By means of cluster analysis of Raman spectra, five distinct biochemical profiles were identified, corresponding to Brillouin shift clusters that exhibited significant differences (Anova test, n=352, P<0.001). Two tissue components, primarily composed of proteins, exhibited mean Brillouin shifts of 5.20 and 5.25 GHz, respectively, and may be identified as cell cytoplasm. A third protein cluster with a mean Brillouin shift of 5.37 GHz was interpreted as collagenous extracellular matrix. Cholesterol-rich intracellular lipid droplets partly exhibited markedly elevated shifts (two clusters with mean Brillouin shifts of 5.32 and 5.44 GHz, respectively). Similar statistically significant differences were observed among the clusters in the Brillouin bandwidth. A linear correlation was observed between Brillouin shift and width for the lipid droplets and collagen clusters, but not for the cytoplasm clusters. This suggests that varying amounts of heterogeneous broadening are present.
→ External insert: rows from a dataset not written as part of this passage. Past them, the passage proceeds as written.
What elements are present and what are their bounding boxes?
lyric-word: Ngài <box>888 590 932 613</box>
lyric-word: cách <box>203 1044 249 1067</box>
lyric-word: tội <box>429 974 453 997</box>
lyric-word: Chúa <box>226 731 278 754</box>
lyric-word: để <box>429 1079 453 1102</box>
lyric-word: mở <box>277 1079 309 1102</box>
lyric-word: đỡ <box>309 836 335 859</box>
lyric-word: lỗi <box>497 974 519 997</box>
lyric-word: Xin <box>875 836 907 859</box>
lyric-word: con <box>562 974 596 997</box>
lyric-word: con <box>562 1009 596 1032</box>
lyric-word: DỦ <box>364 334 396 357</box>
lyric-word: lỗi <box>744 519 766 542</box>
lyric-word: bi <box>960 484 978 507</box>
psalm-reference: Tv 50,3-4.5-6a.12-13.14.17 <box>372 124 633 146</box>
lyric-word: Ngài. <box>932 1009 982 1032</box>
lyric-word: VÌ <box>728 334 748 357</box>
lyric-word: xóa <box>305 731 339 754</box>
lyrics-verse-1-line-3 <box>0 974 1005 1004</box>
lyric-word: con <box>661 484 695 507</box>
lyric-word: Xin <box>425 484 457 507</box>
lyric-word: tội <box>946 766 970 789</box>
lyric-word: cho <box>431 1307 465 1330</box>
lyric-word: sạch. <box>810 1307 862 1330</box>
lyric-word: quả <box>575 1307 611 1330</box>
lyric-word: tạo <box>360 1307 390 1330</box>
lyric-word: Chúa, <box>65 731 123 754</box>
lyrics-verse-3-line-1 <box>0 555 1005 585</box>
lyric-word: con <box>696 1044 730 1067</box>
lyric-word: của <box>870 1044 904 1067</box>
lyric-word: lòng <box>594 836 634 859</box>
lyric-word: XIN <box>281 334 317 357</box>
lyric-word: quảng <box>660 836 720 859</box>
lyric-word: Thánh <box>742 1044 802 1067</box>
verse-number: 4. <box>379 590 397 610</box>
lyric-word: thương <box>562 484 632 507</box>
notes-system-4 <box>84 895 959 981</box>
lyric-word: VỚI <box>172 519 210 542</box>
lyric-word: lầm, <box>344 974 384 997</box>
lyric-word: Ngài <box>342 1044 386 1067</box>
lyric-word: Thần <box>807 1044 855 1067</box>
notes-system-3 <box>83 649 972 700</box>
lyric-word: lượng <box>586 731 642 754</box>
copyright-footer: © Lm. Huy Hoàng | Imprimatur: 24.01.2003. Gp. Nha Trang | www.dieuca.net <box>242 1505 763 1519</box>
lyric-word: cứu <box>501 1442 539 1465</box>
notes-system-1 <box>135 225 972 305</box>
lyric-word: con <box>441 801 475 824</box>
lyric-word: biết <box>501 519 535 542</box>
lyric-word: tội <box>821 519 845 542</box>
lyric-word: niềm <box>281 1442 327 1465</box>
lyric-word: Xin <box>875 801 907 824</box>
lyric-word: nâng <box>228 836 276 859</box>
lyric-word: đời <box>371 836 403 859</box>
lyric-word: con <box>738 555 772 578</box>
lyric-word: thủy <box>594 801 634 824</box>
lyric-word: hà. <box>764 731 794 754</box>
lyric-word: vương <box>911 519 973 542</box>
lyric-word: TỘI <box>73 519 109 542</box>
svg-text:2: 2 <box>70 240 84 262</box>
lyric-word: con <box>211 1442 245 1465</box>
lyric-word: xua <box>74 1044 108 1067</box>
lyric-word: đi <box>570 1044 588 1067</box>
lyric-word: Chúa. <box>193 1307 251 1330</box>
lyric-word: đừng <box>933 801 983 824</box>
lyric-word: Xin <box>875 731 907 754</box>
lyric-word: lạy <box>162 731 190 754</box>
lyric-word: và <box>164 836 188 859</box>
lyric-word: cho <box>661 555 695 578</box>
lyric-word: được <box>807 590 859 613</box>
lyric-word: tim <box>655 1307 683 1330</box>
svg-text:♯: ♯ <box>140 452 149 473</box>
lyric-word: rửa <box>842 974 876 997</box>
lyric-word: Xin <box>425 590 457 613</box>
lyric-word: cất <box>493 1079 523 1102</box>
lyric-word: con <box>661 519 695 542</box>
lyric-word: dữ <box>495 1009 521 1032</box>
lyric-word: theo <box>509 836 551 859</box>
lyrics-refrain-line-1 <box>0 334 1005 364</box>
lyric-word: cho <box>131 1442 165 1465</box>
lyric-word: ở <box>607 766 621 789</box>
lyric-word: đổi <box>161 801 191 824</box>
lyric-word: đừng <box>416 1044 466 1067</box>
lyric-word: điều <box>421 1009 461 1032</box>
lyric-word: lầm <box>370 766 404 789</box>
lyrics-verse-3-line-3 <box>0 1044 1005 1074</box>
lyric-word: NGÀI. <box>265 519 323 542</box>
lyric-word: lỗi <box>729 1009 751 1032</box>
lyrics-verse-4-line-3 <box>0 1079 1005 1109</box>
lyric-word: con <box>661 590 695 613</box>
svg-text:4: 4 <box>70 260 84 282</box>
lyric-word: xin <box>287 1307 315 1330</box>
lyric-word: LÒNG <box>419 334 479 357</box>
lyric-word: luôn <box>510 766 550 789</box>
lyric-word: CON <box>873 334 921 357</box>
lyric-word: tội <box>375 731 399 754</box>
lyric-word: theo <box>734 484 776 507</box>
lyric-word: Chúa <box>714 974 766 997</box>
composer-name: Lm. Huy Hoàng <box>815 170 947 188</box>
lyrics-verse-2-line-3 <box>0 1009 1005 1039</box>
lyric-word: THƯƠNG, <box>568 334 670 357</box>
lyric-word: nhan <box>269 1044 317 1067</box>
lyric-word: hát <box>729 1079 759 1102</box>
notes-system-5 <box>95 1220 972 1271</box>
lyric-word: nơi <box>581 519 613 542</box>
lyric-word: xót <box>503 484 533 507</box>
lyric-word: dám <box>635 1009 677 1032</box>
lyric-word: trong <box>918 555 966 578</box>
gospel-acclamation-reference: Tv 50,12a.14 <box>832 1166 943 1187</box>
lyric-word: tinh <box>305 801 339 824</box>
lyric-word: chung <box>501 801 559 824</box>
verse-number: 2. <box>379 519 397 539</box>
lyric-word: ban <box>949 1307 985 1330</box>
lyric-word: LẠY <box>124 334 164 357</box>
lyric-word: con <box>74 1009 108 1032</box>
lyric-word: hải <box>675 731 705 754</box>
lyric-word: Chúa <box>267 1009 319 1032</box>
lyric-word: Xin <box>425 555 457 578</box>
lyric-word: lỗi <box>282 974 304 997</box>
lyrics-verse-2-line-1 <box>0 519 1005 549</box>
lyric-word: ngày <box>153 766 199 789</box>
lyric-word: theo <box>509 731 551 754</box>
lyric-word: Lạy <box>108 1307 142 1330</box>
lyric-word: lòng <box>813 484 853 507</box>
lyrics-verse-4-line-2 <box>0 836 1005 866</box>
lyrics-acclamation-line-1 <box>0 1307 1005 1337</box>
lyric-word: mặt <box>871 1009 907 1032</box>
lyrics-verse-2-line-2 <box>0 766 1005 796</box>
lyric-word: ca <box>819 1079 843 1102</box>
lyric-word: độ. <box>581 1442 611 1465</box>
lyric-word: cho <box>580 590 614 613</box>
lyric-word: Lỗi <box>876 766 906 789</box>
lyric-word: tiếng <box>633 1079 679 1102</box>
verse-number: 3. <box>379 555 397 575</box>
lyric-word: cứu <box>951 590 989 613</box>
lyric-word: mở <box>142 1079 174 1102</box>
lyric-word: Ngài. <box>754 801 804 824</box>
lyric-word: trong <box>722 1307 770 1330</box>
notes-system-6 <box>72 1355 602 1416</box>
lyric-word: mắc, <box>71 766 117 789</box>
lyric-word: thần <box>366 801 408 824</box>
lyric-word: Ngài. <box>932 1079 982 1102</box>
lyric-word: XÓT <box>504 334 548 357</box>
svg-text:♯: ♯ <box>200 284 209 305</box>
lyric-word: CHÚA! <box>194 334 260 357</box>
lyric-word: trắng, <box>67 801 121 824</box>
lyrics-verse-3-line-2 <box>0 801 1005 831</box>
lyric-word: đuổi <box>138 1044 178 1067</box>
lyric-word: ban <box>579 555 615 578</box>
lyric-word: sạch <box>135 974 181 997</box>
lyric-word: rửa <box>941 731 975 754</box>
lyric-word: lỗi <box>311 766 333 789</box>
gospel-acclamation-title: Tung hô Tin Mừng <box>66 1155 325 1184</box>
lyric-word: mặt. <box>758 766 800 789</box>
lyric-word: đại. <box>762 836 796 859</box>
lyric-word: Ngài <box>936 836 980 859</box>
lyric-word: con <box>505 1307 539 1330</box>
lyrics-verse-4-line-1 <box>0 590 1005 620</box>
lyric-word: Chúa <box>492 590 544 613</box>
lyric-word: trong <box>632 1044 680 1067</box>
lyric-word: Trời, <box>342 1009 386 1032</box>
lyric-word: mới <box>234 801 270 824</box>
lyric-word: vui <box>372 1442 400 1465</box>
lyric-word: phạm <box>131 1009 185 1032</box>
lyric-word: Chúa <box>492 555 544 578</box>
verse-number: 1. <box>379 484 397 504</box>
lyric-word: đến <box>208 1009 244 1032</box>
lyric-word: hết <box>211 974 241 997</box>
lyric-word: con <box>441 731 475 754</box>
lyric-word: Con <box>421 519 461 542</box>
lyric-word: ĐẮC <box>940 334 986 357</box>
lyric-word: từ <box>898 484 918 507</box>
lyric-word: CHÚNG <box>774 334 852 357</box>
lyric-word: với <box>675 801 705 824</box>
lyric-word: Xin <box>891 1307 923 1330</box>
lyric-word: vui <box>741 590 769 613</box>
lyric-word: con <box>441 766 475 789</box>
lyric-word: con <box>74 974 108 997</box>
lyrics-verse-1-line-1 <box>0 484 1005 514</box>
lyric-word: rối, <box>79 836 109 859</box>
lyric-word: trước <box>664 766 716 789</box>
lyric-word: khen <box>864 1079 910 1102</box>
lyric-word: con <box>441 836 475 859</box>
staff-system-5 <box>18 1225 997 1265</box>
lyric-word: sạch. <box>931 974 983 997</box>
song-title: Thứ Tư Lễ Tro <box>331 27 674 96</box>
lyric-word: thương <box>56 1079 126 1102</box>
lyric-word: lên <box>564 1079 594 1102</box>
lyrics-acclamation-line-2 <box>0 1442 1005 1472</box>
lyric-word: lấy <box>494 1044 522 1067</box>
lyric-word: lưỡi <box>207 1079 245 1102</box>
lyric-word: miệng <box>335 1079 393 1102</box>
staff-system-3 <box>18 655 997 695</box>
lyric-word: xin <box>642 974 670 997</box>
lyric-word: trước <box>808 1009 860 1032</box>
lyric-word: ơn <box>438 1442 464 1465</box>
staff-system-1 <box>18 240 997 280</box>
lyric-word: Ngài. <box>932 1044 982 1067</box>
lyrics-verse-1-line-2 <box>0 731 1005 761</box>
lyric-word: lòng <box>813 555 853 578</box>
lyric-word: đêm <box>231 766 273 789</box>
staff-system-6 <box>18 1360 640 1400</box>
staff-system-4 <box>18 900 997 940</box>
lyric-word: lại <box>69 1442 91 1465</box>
From the Raman spectra, a parameter for the water content in the tissue was derived and exhibited a linear correlation with the Brillouin shift. This approach may facilitate a more precise evaluation of the impact of tissue hydration on Brillouin spectroscopy.
In conclusion, Raman spectroscopy is a valuable tool that assists in differentiating the physical, biochemical and biomechanical factors that contribute to alterations in the shift and width of the Brillouin bands. A comprehensive understanding of these factors is crucial for accurate interpretation of Brillouin microscopy data in the context of heterogeneous tumor tissue.